La corruption en informatique atteint les 2 000 G$ annuellement à travers le monde ? Le Fonds monétaire international (FMI) lance un signal d’alarme à l’endroit de toutes les entreprises, gouvernements et organismes susceptibles d’être infectés un jour ou l’autre. Et pour contrer ou du moins mettre un frein à ce fléau, la Convention des Nations unies contre la corruption (CNUCC) et la Convention de l’Organisation de coopération et de développement économique (OCDE) sur la lutte contre la corruption d’agents publics étrangers dans les transactions commerciales internationales ont élaboré la nouvelle norme ISO37001.

Le Québec n’est pas à l’abri de toutes formes de corruption. Et c’est la raison pour laquelle l’École de technologie supérieure (ETS) offre maintenant de nouvelles formations menant à la certification ISO en matière de sécurité informatique ainsi qu’à la nouvelle accréditation de management anticorruption ISO37001.

« Nous assurons la formation d’individus capables ensuite d’aller travailler dans des entreprises où ils pourront vérifier, valider et mettre en place toutes les procédures permettant d’avoir une pratique jugée conforme eu égard aux standards internationaux ISO37001 », explique France Maltais, directeur ETS, formation.

Qui est admissible ?

D’entrée de jeu, il n’est pas nécessaire d’être un détenteur de baccalauréat en génie informatique. Par exemple, un candidat en administration ou avec une bonne expérience en informatique démontrée est admissible au programme de formation.

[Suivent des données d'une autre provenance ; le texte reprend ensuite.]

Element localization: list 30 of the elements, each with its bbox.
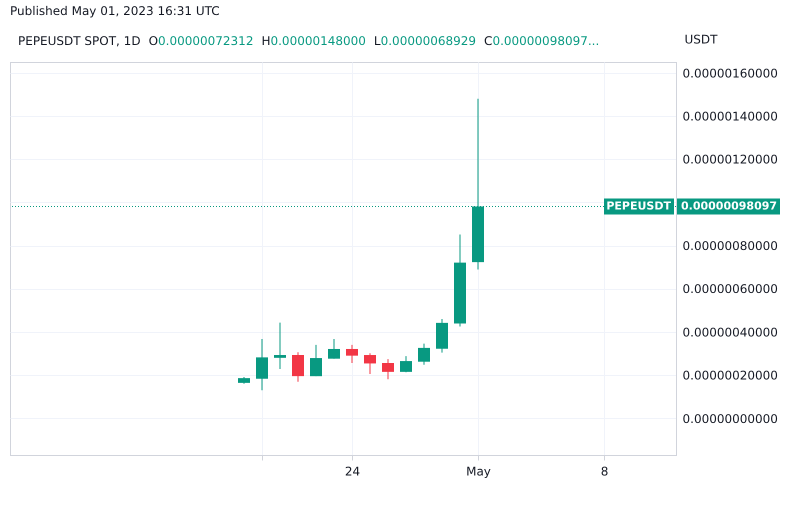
ref-line-label: PEPEUSDT: [606, 199, 672, 212]
candlestick: [418, 343, 430, 366]
y-tick-label: 0.00000060000: [682, 282, 778, 296]
candlestick: [346, 344, 358, 364]
y-tick-label: 0.00000080000: [682, 239, 778, 254]
candlestick: [328, 338, 340, 360]
text: Published May 01, 2023 16:31 UTC: [10, 4, 220, 18]
text: C0.00000098097...: [484, 34, 600, 48]
y-tick-label: 0.00000000000: [682, 412, 778, 426]
x-tick-label: 24: [344, 464, 360, 478]
chart-title: PEPEUSDT SPOT, 1D: [18, 34, 141, 48]
y-tick-label: 0.00000040000: [682, 325, 778, 340]
y-tick-label: 0.00000020000: [682, 368, 778, 383]
candlestick: [400, 356, 412, 373]
x-tick-label: 8: [600, 464, 608, 478]
y-tick-label: 0.00000160000: [682, 66, 778, 80]
text: 0.00000098097: [681, 199, 778, 212]
candlestick: [382, 358, 394, 380]
candlestick: [364, 352, 376, 375]
text: L0.00000068929: [374, 34, 476, 48]
y-tick-label: 0.00000140000: [682, 109, 778, 124]
candlestick: [310, 344, 322, 377]
candlestick: [292, 352, 304, 382]
candlestick: [256, 338, 268, 391]
x-tick-label: May: [466, 464, 491, 478]
y-axis-title: USDT: [684, 32, 718, 46]
candlestick: [274, 322, 286, 370]
text: H0.00000148000: [261, 34, 366, 48]
y-tick-label: 0.00000120000: [682, 152, 778, 167]
text: O0.00000072312: [148, 34, 254, 48]
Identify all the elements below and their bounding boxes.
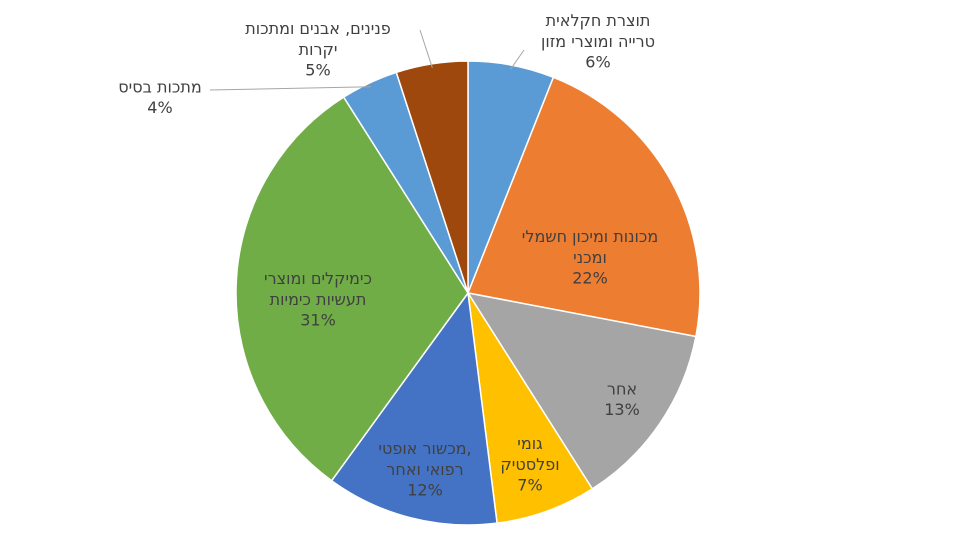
data-label: מתכות בסיס	[118, 77, 201, 96]
label-line: אחר	[607, 379, 637, 398]
label-line: מכונות ומיכון חשמלי	[522, 227, 658, 246]
data-label: מכונות ומיכון חשמלי ומכני	[522, 227, 658, 267]
pie-slice	[467, 292, 594, 525]
label-line: כימיקלים ומוצרי	[264, 269, 372, 288]
pie-slice	[466, 76, 701, 338]
label-line: ופלסטיק	[500, 455, 559, 474]
label-line: ומכני	[573, 248, 607, 267]
value-label: 6%	[585, 53, 610, 72]
label-line: טרייה ומוצרי מזון	[541, 32, 655, 51]
pie-slice	[235, 96, 469, 482]
data-label: כימיקלים ומוצרי תעשיות כימיות	[264, 269, 372, 309]
label-line: רפואי ואחר	[386, 460, 463, 479]
leader-line	[510, 49, 525, 70]
data-label: תוצרת חקלאית טרייה ומוצרי מזון	[541, 11, 655, 51]
label-line: תעשיות כימיות	[270, 290, 367, 309]
label-line: מתכות בסיס	[118, 77, 201, 96]
data-label: אחר	[607, 379, 637, 398]
leader-line	[209, 86, 371, 91]
value-label: 12%	[407, 481, 443, 500]
data-label: פנינים, אבנים ומתכות יקרות	[245, 19, 390, 59]
label-line: תוצרת חקלאית	[546, 11, 651, 30]
value-label: 13%	[604, 400, 640, 419]
value-label: 4%	[147, 98, 172, 117]
value-label: 31%	[300, 311, 336, 330]
label-line: גומי	[517, 434, 543, 453]
value-label: 5%	[305, 61, 330, 80]
label-line: מכשור אופטי,	[378, 439, 471, 458]
value-label: 22%	[572, 269, 608, 288]
pie-slice	[395, 60, 469, 294]
pie-slice	[466, 291, 697, 490]
pie-slice	[330, 291, 498, 526]
data-label: גומי ופלסטיק	[500, 434, 559, 474]
data-label: מכשור אופטי, רפואי ואחר	[378, 439, 471, 479]
label-line: יקרות	[299, 40, 338, 59]
label-line: פנינים, אבנים ומתכות	[245, 19, 390, 38]
leader-line	[419, 29, 433, 68]
value-label: 7%	[517, 476, 542, 495]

« Ce ne sont pas toutes les entreprises qui peuvent libérer un employé pendant plusieurs années. Nos programmes sont orientés pour qu’en l’espace de quelques jours seulement, l’employé soit outillé pour répondre aux plus hauts standards ISO. Toutes les formations technologiques et informatiques doivent être de plus en plus performantes et orientées pour répondre aux besoins de l’industrie », poursuit France Maltais.

Conçue par le Professional Evaluation and Certificate Board (PECB), la formation vise sept volets en vue de gérer un système de gestion anticorruption conforme à la norme ISO37001 : la politique anticorruption, les procédures, la mesure de la performance, l’engagement de la direction, l’audit interne, la revue de la direction et l’amélioration continue.

Que ce soit une entreprise, une municipalité, un organisme ou un gouvernement, l’employé accrédité ISO37001 est un gage de confiance et d’intégrité auprès de son employeur, lequel à son tour envoie une image positive à l’endroit de ses clients, fournisseurs et partenaires d’affaires.

« Personne n’est à l’abri d’une attaque. Ni les entreprises. Encore moins lorsqu’une industrie est complètement reliée à un réseau sans fil parce qu’elle est 4.0. Ici, ça devient un enjeu important. Déjà, le secteur automobile connaît des failles », souligne Denis Hardy, président-directeur général, Centre de recherche industriel du Québec (CRIQ).

Avantages

La certification ISO37001 comporte plusieurs avantages pour une entreprise manufacturière. Non seulement la certification assure la prévention de la corruption, mais elle propose aussi des façons pour l’éliminer. De plus, et ce n’est pas négligeable, l’entreprise certifiée démontre qu’elle se concentre sur la croissance des revenus, la réduction des coûts et sa responsabilité vis-à-vis ses clients.

Finalement, l’entreprise appliquant la norme pourra exiger que ses partenaires obtiennent la même certification, afin de garantir que l’ensemble du processus de fabrication d’un bien ou de la production d’un service soit encadré par un système anticorruption.

L’implantation de la norme ISO37001 en milieu de travail favorise une culture d’entreprise éthique, améliore la performance des processus concernés et assure une surveillance et une gestion du risque dans l’ensemble des activités.